Yield: 6 servings
|2 pounds||Wild blackberries|
|2 cups||Cold water|
|½ cup||Cold water|
|3 ounces||Tortilla masa (1/3 cup)|
|3 tablespoons||Crushed piloncillo or dark brown sugar to taste|
|½ cup||Prepared tortilla masa, or scant 1/2 cup masa harina mixed with 1/3 cup water|
|1½ cup||Warm milk|
|1½ cup||Warm water|
|1½ ounce||Tablet drinking chocolate|
|1||3-inch cinnamon stick|
|3 tablespoons||Brown sugar, or to taste|
Though there are many variations, basically "atole" is a gruel thickened with masa, sweetened with raw sugar, and flavored with crushed fruits - such as pineapple and strawberries - or seasoned with chili. Some are made with a base of ground rice; others with fresh corn. For the Mexicans atole, too, is a natural accompaniment for tamales. For non-Mexicans, however, it is really not the sort of beverage that would generally be accepted, no matter how authentic.
Blackberry atole Put the blackberries and water into a saucepan and cook over a medium flame, pressing them down from time to time, for about 10 minutes. Puree the blackberries in a blender or food processor and press through a fine sieve, or the fine disk of a food mill, to extract the seeds, and return to the pan.

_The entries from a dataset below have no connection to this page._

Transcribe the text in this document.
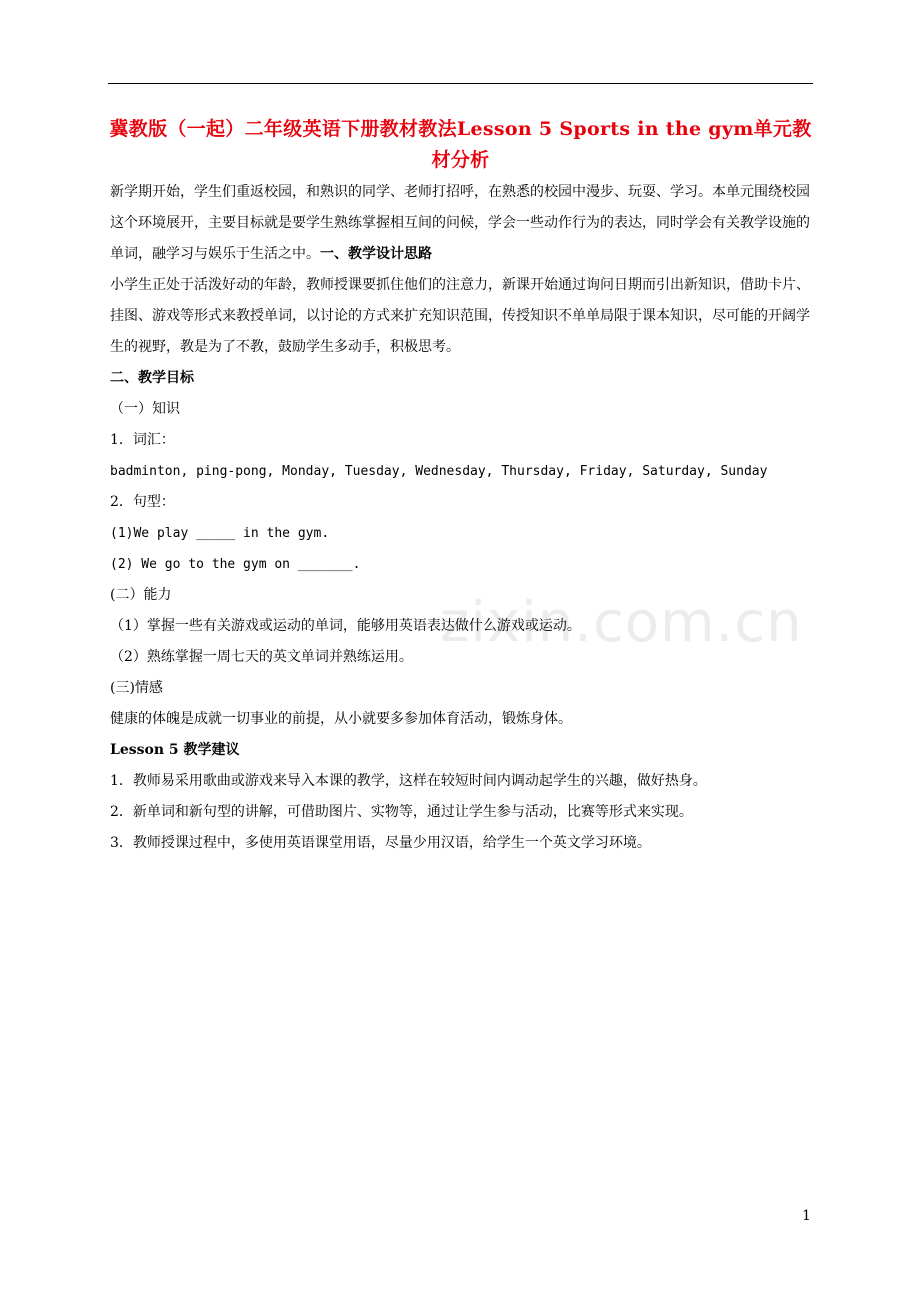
冀教版（一起）二年级英语下册教材教法Lesson 5 Sports in the gym单元教材分析
zixin.com.cn

新学期开始，学生们重返校园，和熟识的同学、老师打招呼，在熟悉的校园中漫步、玩耍、学习。本单元围绕校园这个环境展开，主要目标就是要学生熟练掌握相互间的问候，学会一些动作行为的表达，同时学会有关教学设施的单词，融学习与娱乐于生活之中。一、教学设计思路

小学生正处于活泼好动的年龄，教师授课要抓住他们的注意力，新课开始通过询问日期而引出新知识，借助卡片、挂图、游戏等形式来教授单词，以讨论的方式来扩充知识范围，传授知识不单单局限于课本知识，尽可能的开阔学生的视野，教是为了不教，鼓励学生多动手，积极思考。

二、教学目标

（一）知识

1．词汇：

badminton, ping-pong, Monday, Tuesday, Wednesday, Thursday, Friday, Saturday, Sunday

2．句型：

(1)We play _____ in the gym.

(2) We go to the gym on _______.

(二）能力

（1）掌握一些有关游戏或运动的单词，能够用英语表达做什么游戏或运动。

（2）熟练掌握一周七天的英文单词并熟练运用。

(三)情感

健康的体魄是成就一切事业的前提，从小就要多参加体育活动，锻炼身体。

Lesson 5 教学建议

1．教师易采用歌曲或游戏来导入本课的教学，这样在较短时间内调动起学生的兴趣，做好热身。

2．新单词和新句型的讲解，可借助图片、实物等，通过让学生参与活动，比赛等形式来实现。

3．教师授课过程中，多使用英语课堂用语，尽量少用汉语，给学生一个英文学习环境。

1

Add the water to the masa and press out any lumps with the back of a wooded spoon. When it is quite smooth, stir it into the strained blackberries. Cook over low heat, stirring often until the atole begins to thicken.
Add the sugar and stir until dissolved. It should take about 25 minutes to reach the required consistency, so that the mixture will very lightly coat the back of a wooden spoon.
Champurrado (Chocolate-flavored atole) Put the masa into the pan with the ⅔ cup water and cook over a low flame, stirring constantly, until it thickens - about 5 minutes.
Gradually stir in the milk and water and cook until it begins to bubble. Add the chocolate, broken into pieces, the cinnamon stick, and the sugar and cook slowly, stirring, until the mixture thickens - about 15 minutes. The atole is done when a spoonful slides noiselessly rather than plops back into the mixture.